I haven’t written in months…both because I have not fished and because I haven’t felt I have had words worth reading. Not that life has not been full. There has been some hunting, but nothing memorable. There have been no flies in the vice, no wet waders, no stories to tell. There has just been work – all around me and at all times – just work. Life comes in seasons like this.
And it wears us down. We get tired. The busy consumes our perspective. Lists are begotten to more lists which yield nothing but tasks completed and tasks still undone.
Then, on a fifty-five degree January day I went fishing. Even after months of absence, the routine was natural. As I entered the water, I stopped and I considered the trout. The water was clear and cold. The sky was clear, the wind was calm. They will be deep. They will be slow.

A dry dropper to start. Not because I expect them to be feeding on a red humpy, but because I can see it and I want to avoid the frustration of watching a brook trout dunk my strike indicator. The size 18 pheasant tail trails ten inches below… nothing.
As I work my way up the stream, a stream I have never been to before, a stream it took me an hour to find… I can hear the conversation in my mind…. “Slow Down….Slow Down….”
I switch to a double-nymph rig. Tungsten beed head frenchie and a purple perdigon. I raise my strike indicator all the way up the leader. I find the deepest holes. Still….nothing.
I continue up stream for about a mile. There is no trail. No indication this stream feels pressure. The water is beautiful. The canyon is deep. I cast careful and deliberate. Nothing. “Slow Down” I continue to hear, like an echo down the hollow, like an echo through my soul.
As I fish, I am reminded of what I have been missing.

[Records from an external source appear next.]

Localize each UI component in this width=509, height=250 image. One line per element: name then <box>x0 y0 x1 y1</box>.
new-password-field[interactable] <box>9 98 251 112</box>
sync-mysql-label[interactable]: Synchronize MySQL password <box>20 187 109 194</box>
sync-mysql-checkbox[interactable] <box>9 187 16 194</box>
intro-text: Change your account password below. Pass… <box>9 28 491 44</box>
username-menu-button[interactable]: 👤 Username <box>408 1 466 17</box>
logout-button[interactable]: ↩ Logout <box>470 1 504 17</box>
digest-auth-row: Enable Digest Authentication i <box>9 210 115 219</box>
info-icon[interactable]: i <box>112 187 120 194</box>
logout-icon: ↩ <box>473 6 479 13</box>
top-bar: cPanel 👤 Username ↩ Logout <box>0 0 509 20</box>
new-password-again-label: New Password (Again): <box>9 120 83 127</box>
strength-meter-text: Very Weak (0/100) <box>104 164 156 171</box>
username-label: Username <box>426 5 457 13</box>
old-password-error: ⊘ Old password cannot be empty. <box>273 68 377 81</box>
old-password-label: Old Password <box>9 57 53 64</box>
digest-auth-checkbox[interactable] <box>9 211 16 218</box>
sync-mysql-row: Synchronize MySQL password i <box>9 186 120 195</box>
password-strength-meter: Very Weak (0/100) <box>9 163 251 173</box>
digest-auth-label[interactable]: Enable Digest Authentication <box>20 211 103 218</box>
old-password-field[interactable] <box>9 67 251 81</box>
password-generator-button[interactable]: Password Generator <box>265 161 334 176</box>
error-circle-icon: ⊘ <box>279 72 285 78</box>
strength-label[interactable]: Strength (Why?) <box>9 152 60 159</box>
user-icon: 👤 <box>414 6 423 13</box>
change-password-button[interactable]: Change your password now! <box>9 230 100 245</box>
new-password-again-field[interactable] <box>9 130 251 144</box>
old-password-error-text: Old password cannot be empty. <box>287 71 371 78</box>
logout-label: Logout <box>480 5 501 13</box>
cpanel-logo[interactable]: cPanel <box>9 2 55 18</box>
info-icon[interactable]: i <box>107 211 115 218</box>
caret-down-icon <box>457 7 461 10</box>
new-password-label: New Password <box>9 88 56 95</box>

I am reminded that the search for trout up a thin blue line is like a search for God…a reminder He was there all along; we just did not slow down enough to visit, to consider, to get to know.
And so it is only right that I never caught a fish. I did not deserve to. I had neglected the art too long. I moved too fast. I was not deep enough – not slow enough – not relaxed enough to bring it together in the way required to connect wild trout to fly in a January stream.
But life did slow down, and in that afternoon I was reminded of what I had neglected. That stream made me promise to maintain perspective and balance – to slow down and to get low beneath the noise of daily life – to tick the rocks of what is true and constant.
As I walked back to the truck, being both disappointed and grateful, the stream whispered to me over the cascades and riffles…”Slow down…then come try again…”
And so I will.

Lyrics from the slow lane, nicely sung.